Survivance de la tradition du tatouage dans l’art inuit contemporain (2) – Jessie Oornak et Germaine Arnaktauyok

Cet article fait suite a ceux qui traitent de Billy Merkosak et de ses masques sculptés puis de Pitseloak Ashoona et de son travail influencé par les marques régulières présentes dans les motifs du tatouage inuit.

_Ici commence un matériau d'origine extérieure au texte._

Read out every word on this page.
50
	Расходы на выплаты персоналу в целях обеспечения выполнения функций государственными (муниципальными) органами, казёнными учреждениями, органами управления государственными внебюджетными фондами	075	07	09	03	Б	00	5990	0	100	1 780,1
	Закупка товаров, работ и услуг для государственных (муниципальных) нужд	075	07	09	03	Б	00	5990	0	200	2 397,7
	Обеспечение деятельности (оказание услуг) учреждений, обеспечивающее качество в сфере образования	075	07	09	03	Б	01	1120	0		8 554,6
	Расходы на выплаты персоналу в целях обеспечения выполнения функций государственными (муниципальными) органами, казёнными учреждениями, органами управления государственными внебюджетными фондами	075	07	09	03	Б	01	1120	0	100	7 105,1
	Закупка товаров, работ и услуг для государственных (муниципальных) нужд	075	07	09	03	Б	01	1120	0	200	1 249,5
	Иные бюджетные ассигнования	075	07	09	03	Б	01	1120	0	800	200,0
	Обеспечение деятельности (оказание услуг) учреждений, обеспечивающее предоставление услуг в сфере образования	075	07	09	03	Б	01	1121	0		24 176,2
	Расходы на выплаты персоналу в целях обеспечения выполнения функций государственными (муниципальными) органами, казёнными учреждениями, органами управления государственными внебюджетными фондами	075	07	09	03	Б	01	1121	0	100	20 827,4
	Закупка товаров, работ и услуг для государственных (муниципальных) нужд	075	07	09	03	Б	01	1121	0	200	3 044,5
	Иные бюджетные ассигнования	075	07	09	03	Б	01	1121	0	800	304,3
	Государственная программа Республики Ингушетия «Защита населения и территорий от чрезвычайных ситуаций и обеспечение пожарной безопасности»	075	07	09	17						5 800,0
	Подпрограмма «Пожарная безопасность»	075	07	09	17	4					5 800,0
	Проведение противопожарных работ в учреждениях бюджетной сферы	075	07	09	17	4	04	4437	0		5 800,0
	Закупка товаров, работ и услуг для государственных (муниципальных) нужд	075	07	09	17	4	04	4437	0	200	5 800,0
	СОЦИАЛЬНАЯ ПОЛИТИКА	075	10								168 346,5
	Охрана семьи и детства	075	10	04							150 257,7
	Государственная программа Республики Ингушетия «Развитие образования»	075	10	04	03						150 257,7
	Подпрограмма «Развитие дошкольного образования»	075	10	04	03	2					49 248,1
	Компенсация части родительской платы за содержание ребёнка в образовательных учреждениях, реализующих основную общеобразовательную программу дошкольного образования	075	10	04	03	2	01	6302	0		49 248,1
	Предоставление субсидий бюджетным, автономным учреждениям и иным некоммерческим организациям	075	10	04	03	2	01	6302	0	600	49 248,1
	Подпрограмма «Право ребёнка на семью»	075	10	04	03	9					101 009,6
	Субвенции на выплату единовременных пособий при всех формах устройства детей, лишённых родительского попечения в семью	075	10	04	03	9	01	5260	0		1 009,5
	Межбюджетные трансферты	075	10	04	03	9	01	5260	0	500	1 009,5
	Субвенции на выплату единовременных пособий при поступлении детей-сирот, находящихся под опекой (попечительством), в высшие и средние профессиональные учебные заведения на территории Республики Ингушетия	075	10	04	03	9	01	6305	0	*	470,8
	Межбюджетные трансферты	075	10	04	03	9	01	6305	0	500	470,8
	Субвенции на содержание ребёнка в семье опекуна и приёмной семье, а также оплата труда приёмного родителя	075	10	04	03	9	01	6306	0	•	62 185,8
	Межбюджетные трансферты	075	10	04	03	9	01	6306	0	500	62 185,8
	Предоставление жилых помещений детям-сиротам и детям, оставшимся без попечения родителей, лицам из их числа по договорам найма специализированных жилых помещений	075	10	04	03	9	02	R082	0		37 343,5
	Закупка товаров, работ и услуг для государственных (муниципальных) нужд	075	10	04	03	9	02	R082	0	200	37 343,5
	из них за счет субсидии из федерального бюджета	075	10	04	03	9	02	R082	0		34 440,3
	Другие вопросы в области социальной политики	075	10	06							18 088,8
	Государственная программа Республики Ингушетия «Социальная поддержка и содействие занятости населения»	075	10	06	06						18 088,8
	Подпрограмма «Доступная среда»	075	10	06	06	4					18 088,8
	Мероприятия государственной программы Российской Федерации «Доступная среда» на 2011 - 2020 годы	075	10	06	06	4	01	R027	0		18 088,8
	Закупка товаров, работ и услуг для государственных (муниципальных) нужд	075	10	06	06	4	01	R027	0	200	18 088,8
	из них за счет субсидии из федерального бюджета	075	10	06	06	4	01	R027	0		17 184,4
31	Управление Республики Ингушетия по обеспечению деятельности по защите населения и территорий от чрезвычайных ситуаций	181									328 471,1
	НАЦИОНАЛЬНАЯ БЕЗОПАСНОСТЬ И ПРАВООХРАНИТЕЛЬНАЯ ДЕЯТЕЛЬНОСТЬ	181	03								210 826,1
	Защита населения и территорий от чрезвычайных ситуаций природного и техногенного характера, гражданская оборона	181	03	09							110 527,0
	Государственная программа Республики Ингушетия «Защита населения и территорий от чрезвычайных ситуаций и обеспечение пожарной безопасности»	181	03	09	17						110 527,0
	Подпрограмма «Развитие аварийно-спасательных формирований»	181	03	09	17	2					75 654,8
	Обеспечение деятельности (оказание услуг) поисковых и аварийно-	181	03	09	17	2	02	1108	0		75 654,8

Aiguillées par la réponse de la galerie de Vancouver, nous avons pu découvrir Jessie Oornak et Germaine Arnaktauyok, qui ont elles aussi leur port-folio et leur biographie sur le site de la Spirit Wrestler Gallery. Mais a priori, on ne constate pas de lien très évident entre les oeuvres présentées sur ce site et le tatouage inuit.

C’est donc en tapant leur nom suivi des mots « tattoo » ou « tattooed » qu’on découvre qu’une petite partie de leur Œuvre fait référence à la tradition du tatouage.

Jessie Oornak, originaire du Lac Baker, sur le territoire Nunavut, est née en 1906 et est décédé en 1985. Son style, qu’on pourrait qualifier d’assez naïf, possède néanmoins une forte personnalité qui lui a assuré un certain succès : ces Visages tatoués du Cap Dorset ont été vendu au prix de 11.500 dollars, d’après le site Maynards Fine Art & Antiques. La mention « signé », précisée dans le cartel de l’œuvre, montre le statut d’artiste reconnue auquel a pu accédé Jessie Oornak.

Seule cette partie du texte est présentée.